Nach dieser Abschätzung führt im Vergleich zur normalen Lebenserwartung nach den Sterbetafeln eine Covid-19-Infektion in den USA durchschnittlich zu fast 14 verlorenen Jahren und in Großbritannien zu fast 11 verlorenen Jahren. In den USA sterben auch jüngere Infizierte häufiger als in Großbritannien und in Italien. Sogar wenn Verstorbene in den USA älter als 90 Jahre sind, sterben sie nach den Berechnungen noch ein Jahr vorzeitig. Bei nur einer Vorerkrankung haben die verstorbenen Briten über alle Altersgruppen hinweg 11 qualitätskorrigierte Lebensjahre (QALY) verloren. Bei den 60-Jährigen sind es 20 QALYs, bei den 80-Jährigen 6,4. Bei drei Vorerkrankungen sind es immer noch 6,5 Jahre.

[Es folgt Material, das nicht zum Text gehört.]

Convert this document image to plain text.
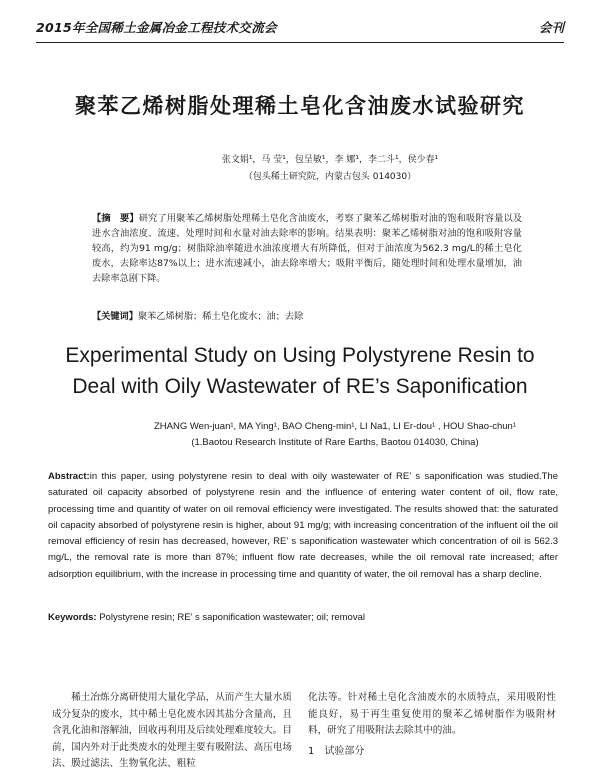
2015年全国稀土金属冶金工程技术交流会	会刊
聚苯乙烯树脂处理稀土皂化含油废水试验研究
张文娟¹，马 莹¹，包呈敏¹，李 娜¹，李二斗¹，侯少春¹
（包头稀土研究院，内蒙古包头 014030）
【摘　要】研究了用聚苯乙烯树脂处理稀土皂化含油废水，考察了聚苯乙烯树脂对油的饱和吸附容量以及进水含油浓度、流速、处理时间和水量对油去除率的影响。结果表明：聚苯乙烯树脂对油的饱和吸附容量较高，约为91 mg/g；树脂除油率随进水油浓度增大有所降低，但对于油浓度为562.3 mg/L的稀土皂化废水，去除率达87%以上；进水流速减小，油去除率增大；吸附平衡后，随处理时间和处理水量增加，油去除率急剧下降。
【关键词】聚苯乙烯树脂；稀土皂化废水；油；去除
Experimental Study on Using Polystyrene Resin to
Deal with Oily Wastewater of RE’s Saponification
ZHANG Wen-juan¹, MA Ying¹, BAO Cheng-min¹, LI Na1, LI Er-dou¹ , HOU Shao-chun¹
(1.Baotou Research Institute of Rare Earths, Baotou 014030, China)
Abstract:in this paper, using polystyrene resin to deal with oily wastewater of RE’ s saponification was studied.The saturated oil capacity absorbed of polystyrene resin and the influence of entering water content of oil, flow rate, processing time and quantity of water on oil removal efficiency were investigated. The results showed that: the saturated oil capacity absorbed of polystyrene resin is higher, about 91 mg/g; with increasing concentration of the influent oil the oil removal efficiency of resin has decreased, however, RE’ s saponification wastewater which concentration of oil is 562.3 mg/L, the removal rate is more than 87%; influent flow rate decreases, while the oil removal rate increased; after adsorption equilibrium, with the increase in processing time and quantity of water, the oil removal has a sharp decline.
Keywords: Polystyrene resin; RE’ s saponification wastewater; oil; removal
稀土冶炼分离研使用大量化学品，从而产生大量水质成分复杂的废水，其中稀土皂化废水因其盐分含量高，且含乳化油和溶解油，回收再利用及后续处理难度较大。目前，国内外对于此类废水的处理主要有吸附法、高压电场法、膜过滤法、生物氧化法、粗粒
化法等。针对稀土皂化含油废水的水质特点，采用吸附性能良好，易于再生重复使用的聚苯乙烯树脂作为吸附材料，研究了用吸附法去除其中的油。
1　试验部分
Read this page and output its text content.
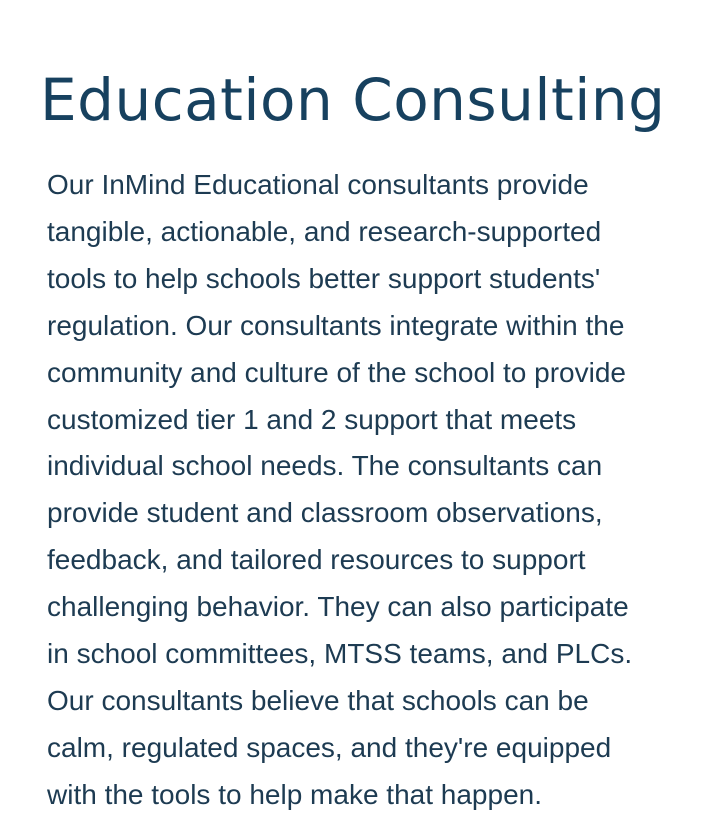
Education Consulting

Our InMind Educational consultants provide
tangible, actionable, and research-supported
tools to help schools better support students'
regulation. Our consultants integrate within the
community and culture of the school to provide
customized tier 1 and 2 support that meets
individual school needs. The consultants can
provide student and classroom observations,
feedback, and tailored resources to support
challenging behavior. They can also participate
in school committees, MTSS teams, and PLCs.
Our consultants believe that schools can be
calm, regulated spaces, and they're equipped
with the tools to help make that happen.
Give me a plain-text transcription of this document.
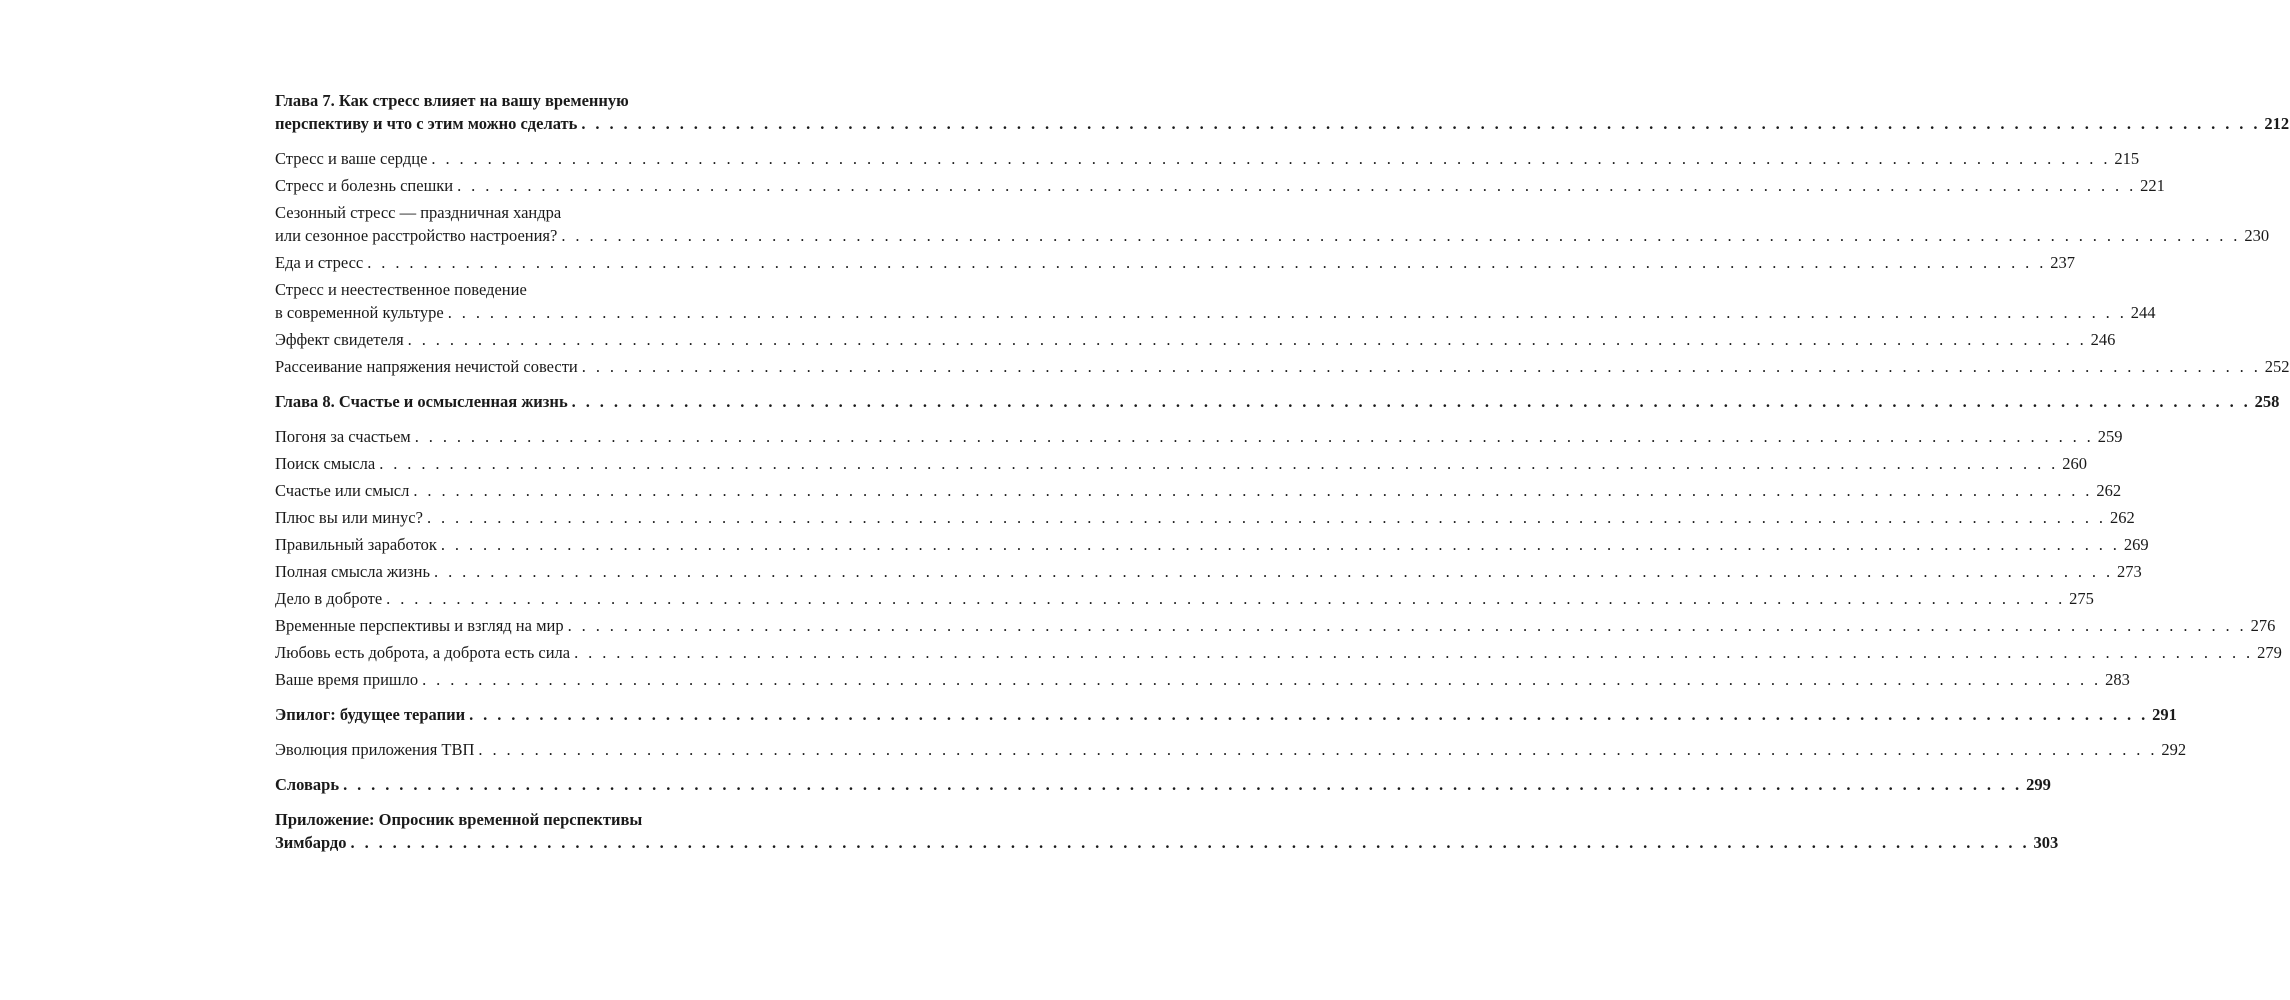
Глава 7. Как стресс влияет на вашу временную
перспективу и что с этим можно сделать . . . . . . . . . . . . . . . . . . . . . . . . . . . . . . . . . . . . . . . . . . . . . . . . . . . . . . . . . . . . . . . . . . . . . . . . . . . . . . . . . . . . . . . . . . . . . . . . . . . . . . . . . . . . . . . . . . . . . . . . 212
Стресс и ваше сердце . . . . . . . . . . . . . . . . . . . . . . . . . . . . . . . . . . . . . . . . . . . . . . . . . . . . . . . . . . . . . . . . . . . . . . . . . . . . . . . . . . . . . . . . . . . . . . . . . . . . . . . . . . . . . . . . . . . . . . . . 215
Стресс и болезнь спешки . . . . . . . . . . . . . . . . . . . . . . . . . . . . . . . . . . . . . . . . . . . . . . . . . . . . . . . . . . . . . . . . . . . . . . . . . . . . . . . . . . . . . . . . . . . . . . . . . . . . . . . . . . . . . . . . . . . . . . . . 221
Сезонный стресс — праздничная хандра
или сезонное расстройство настроения? . . . . . . . . . . . . . . . . . . . . . . . . . . . . . . . . . . . . . . . . . . . . . . . . . . . . . . . . . . . . . . . . . . . . . . . . . . . . . . . . . . . . . . . . . . . . . . . . . . . . . . . . . . . . . . . . . . . . . . . . 230
Еда и стресс . . . . . . . . . . . . . . . . . . . . . . . . . . . . . . . . . . . . . . . . . . . . . . . . . . . . . . . . . . . . . . . . . . . . . . . . . . . . . . . . . . . . . . . . . . . . . . . . . . . . . . . . . . . . . . . . . . . . . . . . 237
Стресс и неестественное поведение
в современной культуре . . . . . . . . . . . . . . . . . . . . . . . . . . . . . . . . . . . . . . . . . . . . . . . . . . . . . . . . . . . . . . . . . . . . . . . . . . . . . . . . . . . . . . . . . . . . . . . . . . . . . . . . . . . . . . . . . . . . . . . . 244
Эффект свидетеля . . . . . . . . . . . . . . . . . . . . . . . . . . . . . . . . . . . . . . . . . . . . . . . . . . . . . . . . . . . . . . . . . . . . . . . . . . . . . . . . . . . . . . . . . . . . . . . . . . . . . . . . . . . . . . . . . . . . . . . . 246
Рассеивание напряжения нечистой совести . . . . . . . . . . . . . . . . . . . . . . . . . . . . . . . . . . . . . . . . . . . . . . . . . . . . . . . . . . . . . . . . . . . . . . . . . . . . . . . . . . . . . . . . . . . . . . . . . . . . . . . . . . . . . . . . . . . . . . . . 252
Глава 8. Счастье и осмысленная жизнь . . . . . . . . . . . . . . . . . . . . . . . . . . . . . . . . . . . . . . . . . . . . . . . . . . . . . . . . . . . . . . . . . . . . . . . . . . . . . . . . . . . . . . . . . . . . . . . . . . . . . . . . . . . . . . . . . . . . . . . . 258
Погоня за счастьем . . . . . . . . . . . . . . . . . . . . . . . . . . . . . . . . . . . . . . . . . . . . . . . . . . . . . . . . . . . . . . . . . . . . . . . . . . . . . . . . . . . . . . . . . . . . . . . . . . . . . . . . . . . . . . . . . . . . . . . . 259
Поиск смысла . . . . . . . . . . . . . . . . . . . . . . . . . . . . . . . . . . . . . . . . . . . . . . . . . . . . . . . . . . . . . . . . . . . . . . . . . . . . . . . . . . . . . . . . . . . . . . . . . . . . . . . . . . . . . . . . . . . . . . . . 260
Счастье или смысл . . . . . . . . . . . . . . . . . . . . . . . . . . . . . . . . . . . . . . . . . . . . . . . . . . . . . . . . . . . . . . . . . . . . . . . . . . . . . . . . . . . . . . . . . . . . . . . . . . . . . . . . . . . . . . . . . . . . . . . . 262
Плюс вы или минус? . . . . . . . . . . . . . . . . . . . . . . . . . . . . . . . . . . . . . . . . . . . . . . . . . . . . . . . . . . . . . . . . . . . . . . . . . . . . . . . . . . . . . . . . . . . . . . . . . . . . . . . . . . . . . . . . . . . . . . . . 262
Правильный заработок . . . . . . . . . . . . . . . . . . . . . . . . . . . . . . . . . . . . . . . . . . . . . . . . . . . . . . . . . . . . . . . . . . . . . . . . . . . . . . . . . . . . . . . . . . . . . . . . . . . . . . . . . . . . . . . . . . . . . . . . 269
Полная смысла жизнь . . . . . . . . . . . . . . . . . . . . . . . . . . . . . . . . . . . . . . . . . . . . . . . . . . . . . . . . . . . . . . . . . . . . . . . . . . . . . . . . . . . . . . . . . . . . . . . . . . . . . . . . . . . . . . . . . . . . . . . . 273
Дело в доброте . . . . . . . . . . . . . . . . . . . . . . . . . . . . . . . . . . . . . . . . . . . . . . . . . . . . . . . . . . . . . . . . . . . . . . . . . . . . . . . . . . . . . . . . . . . . . . . . . . . . . . . . . . . . . . . . . . . . . . . . 275
Временные перспективы и взгляд на мир . . . . . . . . . . . . . . . . . . . . . . . . . . . . . . . . . . . . . . . . . . . . . . . . . . . . . . . . . . . . . . . . . . . . . . . . . . . . . . . . . . . . . . . . . . . . . . . . . . . . . . . . . . . . . . . . . . . . . . . . 276
Любовь есть доброта, а доброта есть сила . . . . . . . . . . . . . . . . . . . . . . . . . . . . . . . . . . . . . . . . . . . . . . . . . . . . . . . . . . . . . . . . . . . . . . . . . . . . . . . . . . . . . . . . . . . . . . . . . . . . . . . . . . . . . . . . . . . . . . . . 279
Ваше время пришло . . . . . . . . . . . . . . . . . . . . . . . . . . . . . . . . . . . . . . . . . . . . . . . . . . . . . . . . . . . . . . . . . . . . . . . . . . . . . . . . . . . . . . . . . . . . . . . . . . . . . . . . . . . . . . . . . . . . . . . . 283
Эпилог: будущее терапии . . . . . . . . . . . . . . . . . . . . . . . . . . . . . . . . . . . . . . . . . . . . . . . . . . . . . . . . . . . . . . . . . . . . . . . . . . . . . . . . . . . . . . . . . . . . . . . . . . . . . . . . . . . . . . . . . . . . . . . . 291
Эволюция приложения ТВП . . . . . . . . . . . . . . . . . . . . . . . . . . . . . . . . . . . . . . . . . . . . . . . . . . . . . . . . . . . . . . . . . . . . . . . . . . . . . . . . . . . . . . . . . . . . . . . . . . . . . . . . . . . . . . . . . . . . . . . . 292
Словарь . . . . . . . . . . . . . . . . . . . . . . . . . . . . . . . . . . . . . . . . . . . . . . . . . . . . . . . . . . . . . . . . . . . . . . . . . . . . . . . . . . . . . . . . . . . . . . . . . . . . . . . . . . . . . . . . . . . . . . . . 299
Приложение: Опросник временной перспективы
Зимбардо . . . . . . . . . . . . . . . . . . . . . . . . . . . . . . . . . . . . . . . . . . . . . . . . . . . . . . . . . . . . . . . . . . . . . . . . . . . . . . . . . . . . . . . . . . . . . . . . . . . . . . . . . . . . . . . . . . . . . . . . 303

Aus Russland kommt die Meldung, dass Covid-19 auch deswegen gefährlich ist, weil es nicht nur die Lunge, sondern auch andere Organe schädigen kann. Nach Nikolai Briko, der Chef-Epidemiologe des Krankenhauses im medizinischen Forschungs- und Bildungszentrum der Moskauer Staatlichen Universität, leiden zwar 90 Prozent der Infizierten an einer Lungenentzündung und 40 Prozent an Nierenversagen, aber es können alle Organe betroffen sein: "ACE2-Rezeptoren, an die der Erreger am häufigsten bindet, gibt es in den Zellen der Atemwege, Nieren, der Speiseröhre, der Blase, des Dünndarms, des Herzens und des Zentralnervensystems."